TOPLU İŞ SÖZLEŞMESİNİN SONA ERMESİ


Kanun m. 35/2
“(2) Toplu iş sözleşmesi en az bir ve en çok üç yıl süreli olarak yapılabilir. Toplu iş
sözleşmesinin süresi, sözleşmenin imzalanmasından sonra taraflarca uzatılamaz, kısaltılamaz
ve sözleşme süresinden önce sona erdirilemez.
tis sona erdirmeyen haller
Kanun m. 37
MADDE 37 –
“(1) Toplu iş sözleşmesine taraf olan sendikanın tüzel kişiliğinin sona ermesi, faaliyetinin
durdurulması, işçi sendikasının yetkiyi kaybetmesi ve toplu iş sözleşmesinin uygulandığı
işyerlerinde işverenin veya işyerinin girdiği işkolunun değişmesi toplu iş sözleşmesini sona
erdirmez.
(2) Toplu görüşmeye çağrı tarihinde bir işveren sendikasına üye bulunan işveren, sendika
üyeliğinin sona ermesi hâlinde sendikaya yapılmış olan çağrı ile bağlı kalır.
(3) Sözleşmenin imzalanması tarihinde taraf işveren sendikasının üyesi olan işveren,
sendikası ile ilişkisinin kesilmesi hâlinde yapılmış olan sözleşme ile bağlı kalır.”
Kanun m. 5/3
“(3) İşkolu değişikliği yürürlükteki toplu iş sözleşmesini etkilemez.”

İşverenin ölmesi, işyeri devri de tis sona erdirmez.

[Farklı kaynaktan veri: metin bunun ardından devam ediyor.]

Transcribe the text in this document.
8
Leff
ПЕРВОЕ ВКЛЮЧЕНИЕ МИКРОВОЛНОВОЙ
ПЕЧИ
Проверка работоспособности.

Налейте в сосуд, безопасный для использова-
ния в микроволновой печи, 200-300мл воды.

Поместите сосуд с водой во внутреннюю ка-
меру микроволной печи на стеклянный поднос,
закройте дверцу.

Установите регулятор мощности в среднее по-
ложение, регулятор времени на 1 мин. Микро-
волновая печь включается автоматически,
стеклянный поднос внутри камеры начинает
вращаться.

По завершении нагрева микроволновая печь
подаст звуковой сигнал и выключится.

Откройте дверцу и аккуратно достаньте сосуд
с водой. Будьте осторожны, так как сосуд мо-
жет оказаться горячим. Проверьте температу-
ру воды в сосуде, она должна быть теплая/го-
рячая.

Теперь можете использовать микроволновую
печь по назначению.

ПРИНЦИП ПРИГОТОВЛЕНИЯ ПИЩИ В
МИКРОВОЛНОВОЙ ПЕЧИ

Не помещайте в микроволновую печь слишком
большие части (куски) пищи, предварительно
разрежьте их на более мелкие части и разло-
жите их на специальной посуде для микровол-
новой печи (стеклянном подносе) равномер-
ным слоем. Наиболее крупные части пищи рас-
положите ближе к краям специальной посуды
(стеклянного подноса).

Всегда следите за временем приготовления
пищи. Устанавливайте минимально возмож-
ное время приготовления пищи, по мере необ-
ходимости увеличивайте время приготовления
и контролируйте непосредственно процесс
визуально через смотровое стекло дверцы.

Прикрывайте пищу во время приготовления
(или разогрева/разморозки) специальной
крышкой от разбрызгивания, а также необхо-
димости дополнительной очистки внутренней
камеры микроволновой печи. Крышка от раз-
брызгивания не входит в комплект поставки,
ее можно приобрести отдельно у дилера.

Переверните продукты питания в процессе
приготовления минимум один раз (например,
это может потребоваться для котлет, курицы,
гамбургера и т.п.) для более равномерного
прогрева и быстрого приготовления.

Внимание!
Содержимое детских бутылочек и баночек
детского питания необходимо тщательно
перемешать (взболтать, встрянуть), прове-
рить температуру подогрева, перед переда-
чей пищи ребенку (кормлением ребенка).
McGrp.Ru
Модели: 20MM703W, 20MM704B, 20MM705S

İşverenin değişmesinin toplu iş sözleşmesini sona erdirmeyecektir. “İşverenin değişmesi”
sözünün geniş bir anlam taşımakta olup toplu iş sözleşmesinin uygulandığı işyeri işvereninin
ölümü, işveren durumundaki ticaret şirketinin başkalarıyla birleşerek yeni bir şirketi
oluşturması veya başka bir şirkete katılması durumlarını da kapsamaktadır.

TİS HÜKÜMSÜZLÜĞÜ
Yetki belgesi bulunmaksızın yapılan toplu iş sözleşmesi
MADDE 45 –
“(1) Yetki belgesi bulunmaksızın yapılan bir toplu iş sözleşmesinde taraflardan birinin
veya ikisinin yetki şartlarına sahip olmadığı ve bu nedenle sözleşmenin hükümsüzlüğü,
Bakanlıkça durumun tespitinden itibaren kırk beş gün içinde, ilgililerce veya Bakanlıkça
mahkemede dava yolu ile ileri sürülebilir.
(2) Talep hâlinde mahkeme, toplu iş sözleşmesinin uygulanmasını dava sonuna kadar
durdurabilir.”
TİS’in hükümsüzlüğü konusunda da diğer özel hukuk sözleşmelerindeki hükümsüzlük
kuralları geçerlidir. Yani TİS’in hükümlerinin emredici kurallara, ahlaka, kamu düzenine aykırı
olması halinde o TİS maddesi hükümsüzlükle batıl olur. Yapılmış olan bir toplu iş sözleşmesi,
sadece ehliyetsizlik ve yetkisizlik nedeniyle değil, yazılı şekil koşuluna uyulmaması sonucu
olarak da hükümsüz sayılabilir.
TİS’in iptali de hükümsüzlüğü gibi TBK hükümlerine göre başvurulabilecek bir işlemdir.
Diğer sözleşmeyi sakatlayan irade fesadı halleri (hata, hile, ikrah, gabin) söz konusu olduğu
durumda, bu halin ortadan kalkmasından sonra iradesi fesada uğrayan taraf bir yıllık süre
içerisinde sözleşmeyi iptal edebilir
Toplu iş sözleşmesinin hükümsüzlüğü halinde, İş Hukukunda, Borçlar Hukukunda söz
konusu olan kuraldan farklıdır. İş Hukukunda hükümsüzlüğün geçmişi etkilemesi kabul
edilmemekte, sadece geleceğe yönelik etki doğuracağı görüşü benimsenmiştir.